Une des compréhensions du malheur lie celui-ci au péché. Il importe d’abord de définir ce qu’on entend par ce mot. Car il y a péché et péché… Il y a d’abord le langage courant qui appelle péché une faute, plus ou moins grave, au niveau moral. La logique la plus simple qui lie malheur (ou maladie) et péché est celle que l’on pourrait appeler rétributive. Elle postule un dieu tout puissant, voyant tout, sachant tout et qui punit celui qui transgresse ses lois. Un dieu qui par ailleurs va s’appuyer sur la culpabilité et la peur du transgresseur. Cette logique fonctionne aussi avec d’autres d’intermédiaires, qu’ils soient religieux ou pas (idéologie, valeur morale, principe philosophique…).

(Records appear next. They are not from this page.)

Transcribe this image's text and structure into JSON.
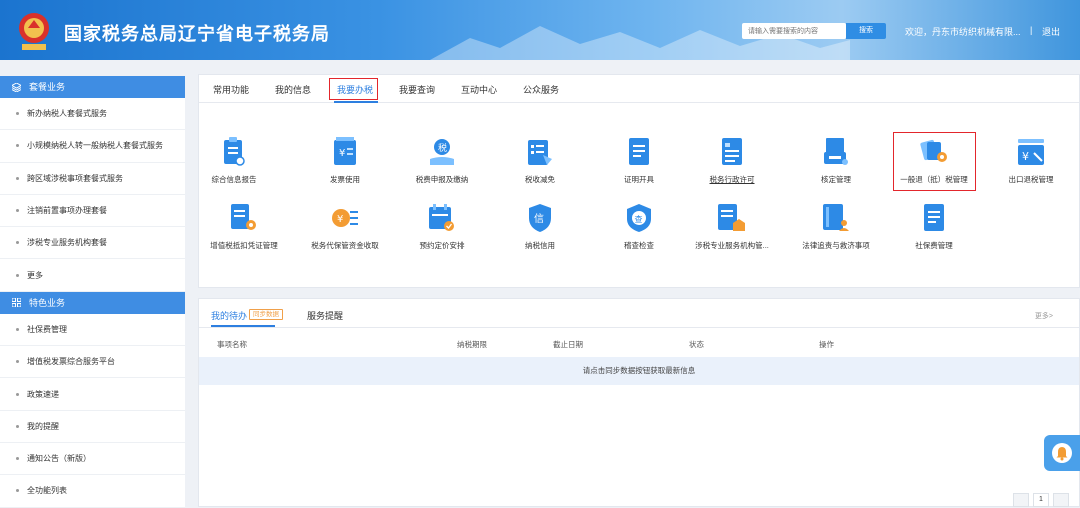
{
  "header": {
    "title": "国家税务总局辽宁省电子税务局",
    "search_placeholder": "请输入需要搜索的内容",
    "search_button": "搜索",
    "welcome": "欢迎，丹东市纺织机械有限...",
    "separator": "|",
    "logout": "退出"
  },
  "sidebar": {
    "section1": {
      "title": "套餐业务",
      "items": [
        "新办纳税人套餐式服务",
        "小规模纳税人转一般纳税人套餐式服务",
        "跨区域涉税事项套餐式服务",
        "注销前置事项办理套餐",
        "涉税专业服务机构套餐",
        "更多"
      ]
    },
    "section2": {
      "title": "特色业务",
      "items": [
        "社保费管理",
        "增值税发票综合服务平台",
        "政策速递",
        "我的提醒",
        "通知公告（新版）",
        "全功能列表"
      ]
    }
  },
  "main": {
    "tabs": [
      "常用功能",
      "我的信息",
      "我要办税",
      "我要查询",
      "互动中心",
      "公众服务"
    ],
    "active_tab": "我要办税",
    "icons": [
      "综合信息报告",
      "发票使用",
      "税费申报及缴纳",
      "税收减免",
      "证明开具",
      "税务行政许可",
      "核定管理",
      "一般退（抵）税管理",
      "出口退税管理",
      "增值税抵扣凭证管理",
      "税务代保管资金收取",
      "预约定价安排",
      "纳税信用",
      "稽查检查",
      "涉税专业服务机构管...",
      "法律追责与救济事项",
      "社保费管理"
    ]
  },
  "todo": {
    "tabs": [
      "我的待办",
      "服务提醒"
    ],
    "sync_badge": "同步数据",
    "more": "更多>",
    "columns": [
      "事项名称",
      "纳税期限",
      "截止日期",
      "状态",
      "操作"
    ],
    "empty_message": "请点击同步数据按钮获取最新信息",
    "page": "1"
  },
  "colors": {
    "primary": "#2d7fe0",
    "highlight": "#e3262c",
    "header": "#1b74cf"
  }
}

Mais il y a d’autres compréhensions du péché. En particulier celle pour laquelle le péché n’est pas une faute morale plus ou moins consciente, mais bien une sorte de condition originelle de l’être humain. Celui-ci cherche à trouver reconnaissance et amour ; toujours insatisfait il s’abandonne pour y parvenir à des illusions multiples et plus ou moins décevantes. Ici, il n’est pas question d’une faute à punir, mais d’une sorte de malheur » au départ « , d’un malaise, un mal-être (Eric Fuchs) aboutissant à l’enchaînement et la répétition de situations malheureuses.